Наверное, дня не проходило, чтобы Глеб не думал о Саше. А когда наконец вышел приказ, так и вовсе постоянно представлял себе, как они встретятся, что он ей скажет.

Хорошо хоть командир части не стал кочевряжиться и даже не заставил выжидать даты призыва, а отправил Глеба на неделю раньше — вроде как за счёт неиспользованного отпуска. Причём без пресловутого дембельского аккорда. А ведь грозился, что отправит в последнюю очередь, потому что ну кто ещё так шустро будет чинить там уазики.

И вот когда до отъезда оставались считанные дни, ожидание стало совсем непереносимым. Другие дембеля занимали себя тем, что активно украшали форму: плели в каптёрках аксельбанты и кисти, вытачивали надфилем эмблемы, нашивали самодельные погоны, края подбивали верёвочными кантиками.

Глеб не разделял этого повального увлечения и просто ждал, днём, ночью, на разводе, в казарме, в столовой. Ждал ежесекундно. Всей душой, всеми мыслями рвался домой, а уж в чём ехать — вообще плевать. Хоть в парадке, хоть в гражданке, хоть в маскарадном костюме — лишь бы поскорее.

Потом был переполненный плацкартный вагон. Трое суток в духоте и сутолоке. Свои, конечно, квасили безбожно, а заодно развлекали попутчиков историями о солдатских буднях. Потом клялись всегда друг друга помнить и когда-нибудь обязательно приехать в гости.

Глеб же во всём этом не участвовал. Он уже отсёк от себя минувший год и армейскую жизнь. И эти три дня в пути показались ему нескончаемыми.

Уже дома он несколько раз порывался позвонить ей, но решил, что лучше приедет сам. Мало ли что она ему по телефону скажет?
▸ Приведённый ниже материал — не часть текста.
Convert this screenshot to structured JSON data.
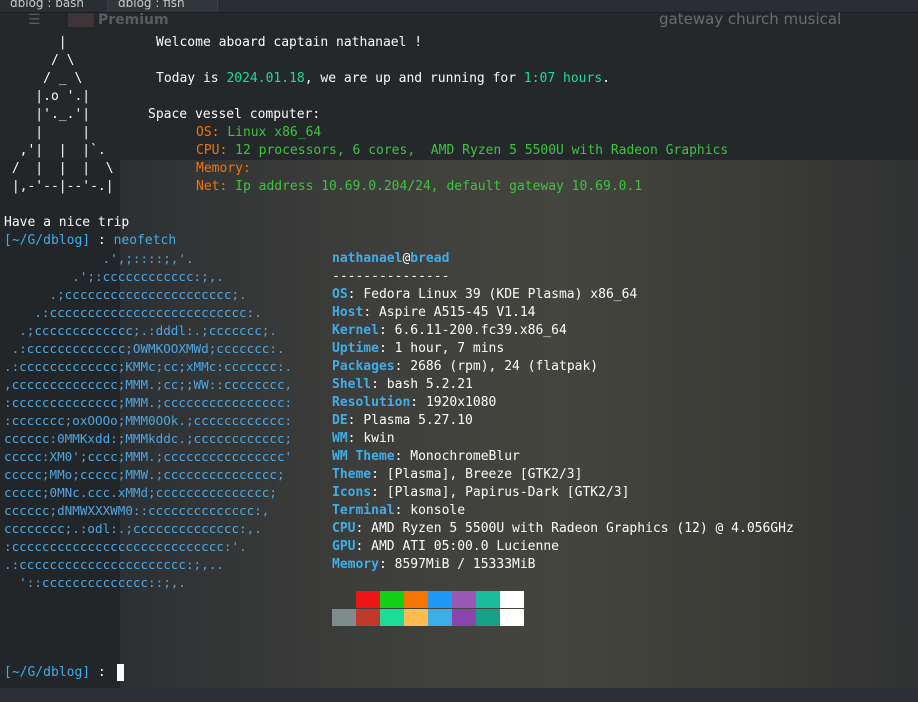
{
  "tabs": [
    {
      "label": "dblog : bash"
    },
    {
      "label": "dblog : fish"
    }
  ],
  "browser_overlay": {
    "brand": "Premium",
    "search_text": "gateway church musical"
  },
  "motd": {
    "ship_art": [
      "       |     ",
      "      / \\    ",
      "     / _ \\   ",
      "    |.o '.|  ",
      "    |'._.'|  ",
      "    |     |  ",
      "  ,'|  |  |`.",
      " /  |  |  |  \\",
      " |,-'--|--'-.|"
    ],
    "welcome": "Welcome aboard captain nathanael !",
    "today_prefix": "Today is ",
    "date": "2024.01.18",
    "today_mid": ", we are up and running for ",
    "uptime": "1:07 hours",
    "today_suffix": ".",
    "vessel_title": "Space vessel computer:",
    "os_key": "OS: ",
    "os_val": "Linux x86_64",
    "cpu_key": "CPU: ",
    "cpu_val": "12 processors, 6 cores,  AMD Ryzen 5 5500U with Radeon Graphics",
    "mem_key": "Memory:",
    "net_key": "Net: ",
    "net_val": "Ip address 10.69.0.204/24, default gateway 10.69.0.1",
    "farewell": "Have a nice trip"
  },
  "prompt1": {
    "path": "[~/G/dblog]",
    "sep": " : ",
    "command": "neofetch"
  },
  "neofetch": {
    "logo": [
      "             .',;::::;,'.",
      "         .';:cccccccccccc:;,.",
      "      .;cccccccccccccccccccccc;.",
      "    .:cccccccccccccccccccccccccc:.",
      "  .;ccccccccccccc;.:dddl:.;ccccccc;.",
      " .:ccccccccccccc;OWMKOOXMWd;ccccccc:.",
      ".:ccccccccccccc;KMMc;cc;xMMc:ccccccc:.",
      ",cccccccccccccc;MMM.;cc;;WW::cccccccc,",
      ":cccccccccccccc;MMM.;cccccccccccccccc:",
      ":ccccccc;oxOOOo;MMM0OOk.;cccccccccccc:",
      "cccccc:0MMKxdd:;MMMkddc.;cccccccccccc;",
      "ccccc:XM0';cccc;MMM.;cccccccccccccccc'",
      "ccccc;MMo;ccccc;MMW.;ccccccccccccccc;",
      "ccccc;0MNc.ccc.xMMd;ccccccccccccccc;",
      "cccccc;dNMWXXXWM0::cccccccccccccc:,",
      "cccccccc;.:odl:.;cccccccccccccc:,.",
      ":cccccccccccccccccccccccccccc:'.",
      ".:cccccccccccccccccccccc:;,..",
      "  '::cccccccccccccc::;,."
    ],
    "user": "nathanael",
    "at": "@",
    "host": "bread",
    "underline": "---------------",
    "fields": [
      {
        "key": "OS",
        "value": "Fedora Linux 39 (KDE Plasma) x86_64"
      },
      {
        "key": "Host",
        "value": "Aspire A515-45 V1.14"
      },
      {
        "key": "Kernel",
        "value": "6.6.11-200.fc39.x86_64"
      },
      {
        "key": "Uptime",
        "value": "1 hour, 7 mins"
      },
      {
        "key": "Packages",
        "value": "2686 (rpm), 24 (flatpak)"
      },
      {
        "key": "Shell",
        "value": "bash 5.2.21"
      },
      {
        "key": "Resolution",
        "value": "1920x1080"
      },
      {
        "key": "DE",
        "value": "Plasma 5.27.10"
      },
      {
        "key": "WM",
        "value": "kwin"
      },
      {
        "key": "WM Theme",
        "value": "MonochromeBlur"
      },
      {
        "key": "Theme",
        "value": "[Plasma], Breeze [GTK2/3]"
      },
      {
        "key": "Icons",
        "value": "[Plasma], Papirus-Dark [GTK2/3]"
      },
      {
        "key": "Terminal",
        "value": "konsole"
      },
      {
        "key": "CPU",
        "value": "AMD Ryzen 5 5500U with Radeon Graphics (12) @ 4.056GHz"
      },
      {
        "key": "GPU",
        "value": "AMD ATI 05:00.0 Lucienne"
      },
      {
        "key": "Memory",
        "value": "8597MiB / 15333MiB"
      }
    ],
    "colors_top": [
      "#ed1515",
      "#11d116",
      "#f67400",
      "#1d99f3",
      "#9b59b6",
      "#1abc9c",
      "#ffffff"
    ],
    "colors_bottom": [
      "#7f8c8d",
      "#c0392b",
      "#1cdc9a",
      "#fdbc4b",
      "#3daee9",
      "#8e44ad",
      "#16a085",
      "#ffffff"
    ]
  },
  "prompt2": {
    "path": "[~/G/dblog]",
    "sep": " : "
  }
}
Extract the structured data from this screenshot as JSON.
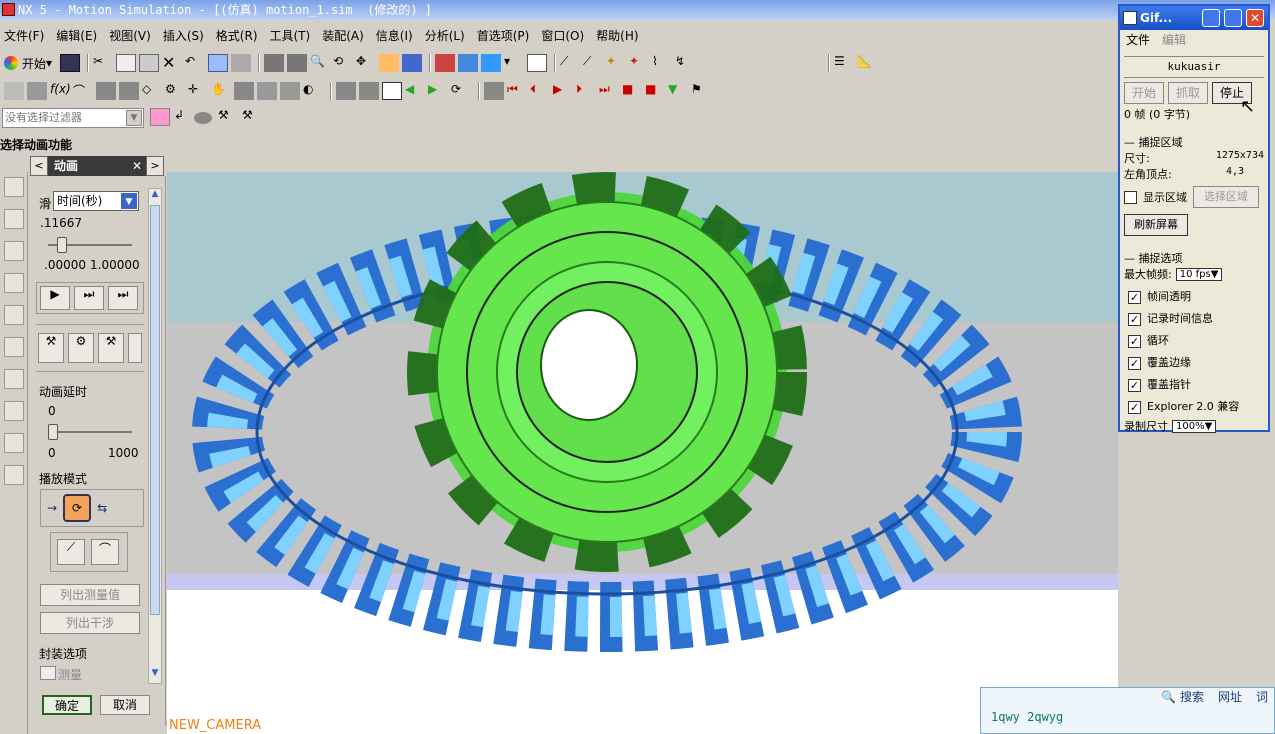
{
  "window": {
    "title": "NX 5 - Motion Simulation - [(仿真) motion_1.sim  (修改的) ]"
  },
  "menu": [
    "文件(F)",
    "编辑(E)",
    "视图(V)",
    "插入(S)",
    "格式(R)",
    "工具(T)",
    "装配(A)",
    "信息(I)",
    "分析(L)",
    "首选项(P)",
    "窗口(O)",
    "帮助(H)"
  ],
  "toolbar": {
    "start_label": "开始"
  },
  "filter": {
    "placeholder": "没有选择过滤器"
  },
  "cue": "选择动画功能",
  "anim_panel": {
    "title": "动画",
    "slider_dropdown": "时间(秒)",
    "slider_label_prefix": "滑",
    "time_value": ".11667",
    "range_min": ".00000",
    "range_max": "1.00000",
    "delay_label": "动画延时",
    "delay_value": "0",
    "delay_min": "0",
    "delay_max": "1000",
    "play_mode_label": "播放模式",
    "list_measures": "列出测量值",
    "list_interference": "列出干涉",
    "package_label": "封装选项",
    "measure_label": "测量",
    "ok": "确定",
    "cancel": "取消"
  },
  "viewport": {
    "camera_label": "NEW_CAMERA"
  },
  "gif": {
    "title": "Gif...",
    "menu_file": "文件",
    "menu_edit": "编辑",
    "user": "kukuasir",
    "btn_start": "开始",
    "btn_capture": "抓取",
    "btn_stop": "停止",
    "frame_info": "0 帧 (0 字节)",
    "capture_area_heading": "捕捉区域",
    "size_label": "尺寸:",
    "size_value": "1275x734",
    "corner_label": "左角顶点:",
    "corner_value": "4,3",
    "show_area": "显示区域",
    "select_area": "选择区域",
    "refresh": "刷新屏幕",
    "capture_options_heading": "捕捉选项",
    "max_fps_label": "最大帧频:",
    "max_fps_value": "10 fps",
    "opts": [
      "帧间透明",
      "记录时间信息",
      "循环",
      "覆盖边缘",
      "覆盖指针",
      "Explorer 2.0 兼容"
    ],
    "record_size_label": "录制尺寸",
    "record_size_value": "100%"
  },
  "im": {
    "search": "搜索",
    "addr": "网址",
    "words": "词",
    "input_text": "1qwy 2qwyg"
  },
  "colors": {
    "title_bar": "#7aa2e8",
    "viewport_bg": "#a9c9d0",
    "gear_green": "#55dd44",
    "gear_blue": "#3aa8f0"
  }
}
Вдруг опять: не приезжай, ты же подлость совершил, извини, не звони.

А так они поговорят нормально. Во всяком случае, поговорят. Ну и увидеть её, конечно, хотелось до безумия. И страшно было тоже: вдруг она его попросту забыла за год? Вдруг у неё вообще всё изменилось? Или появился кто-нибудь другой?

Да и потом, сколько он ей звонил — пусть и не часто, не всегда такая возможность выпадала — она ни разу на звонок не ответила. То недоступна, то просто гудки без ответа. Наверняка же догадывалась, что это он, потому и не брала.

Один раз от отчаяния Глеб даже Миле позвонил, пытался узнать хоть что-нибудь, но та лишь расфыркалась: откуда ей знать? Но, может, и действительно ничего она о Саше не знала.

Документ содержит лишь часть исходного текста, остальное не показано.